How is the backpropagation for Separable Convolution 2D in tensorflow/keras implemented exactly?

How Backpropagation Works in SeparableConv2D

Forward Pass

Let:

  • Input shape = [B, H, W, C_in]
  • Depthwise kernel = [K, K, C_in, 1]
  • Pointwise kernel = [1, 1, C_in, C_out]

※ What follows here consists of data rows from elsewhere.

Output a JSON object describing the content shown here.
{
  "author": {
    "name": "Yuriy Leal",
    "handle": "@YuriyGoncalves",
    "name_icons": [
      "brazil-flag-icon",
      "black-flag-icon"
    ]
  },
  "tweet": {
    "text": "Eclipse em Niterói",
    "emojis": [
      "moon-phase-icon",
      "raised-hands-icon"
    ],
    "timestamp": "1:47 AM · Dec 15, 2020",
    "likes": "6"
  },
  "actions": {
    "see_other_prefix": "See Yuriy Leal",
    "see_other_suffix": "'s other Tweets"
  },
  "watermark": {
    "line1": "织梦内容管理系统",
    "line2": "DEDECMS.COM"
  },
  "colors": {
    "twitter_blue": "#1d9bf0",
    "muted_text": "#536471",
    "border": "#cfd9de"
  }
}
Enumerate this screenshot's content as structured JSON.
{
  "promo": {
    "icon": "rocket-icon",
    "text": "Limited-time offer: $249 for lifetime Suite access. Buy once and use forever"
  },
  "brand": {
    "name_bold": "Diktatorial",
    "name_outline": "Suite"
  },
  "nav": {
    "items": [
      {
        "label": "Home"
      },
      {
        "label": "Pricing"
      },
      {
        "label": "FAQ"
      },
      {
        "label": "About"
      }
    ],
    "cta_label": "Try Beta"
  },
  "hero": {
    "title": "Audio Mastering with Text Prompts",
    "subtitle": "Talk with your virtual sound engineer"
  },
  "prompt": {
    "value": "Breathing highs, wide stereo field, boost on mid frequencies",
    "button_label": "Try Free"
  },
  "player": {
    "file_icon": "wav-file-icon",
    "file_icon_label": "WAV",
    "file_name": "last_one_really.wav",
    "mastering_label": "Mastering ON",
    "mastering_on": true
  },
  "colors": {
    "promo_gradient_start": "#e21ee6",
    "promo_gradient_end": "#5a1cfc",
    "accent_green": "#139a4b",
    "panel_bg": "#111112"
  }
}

The output is computed as:

  • First: apply depthwise conv → [B, H, W, C_in]
  • Then: apply pointwise conv → [B, H, W, C_out]
  •  

Backward Pass

 

Backpropagation happens in two parts, just like forward pass:

 

A. Gradient wrt Pointwise Convolution

 

  • Acts like a standard 1×1 convolution.
  • Gradients w.r.t pointwise kernel are computed using standard conv backprop.
  • Gradient flows from loss → output → pointwise conv → depthwise output.
  •  

B. Gradient wrt Depthwise Convolution

 

  • Since each filter is applied to one input channel only, gradients are calculated per-channel.
  • The chain rule applies:
  • From pointwise gradients → through the depthwise output → back to each channel’s depthwise filter.

TensorFlow handles both parts using standard Conv2DBackprop* operations under the hood.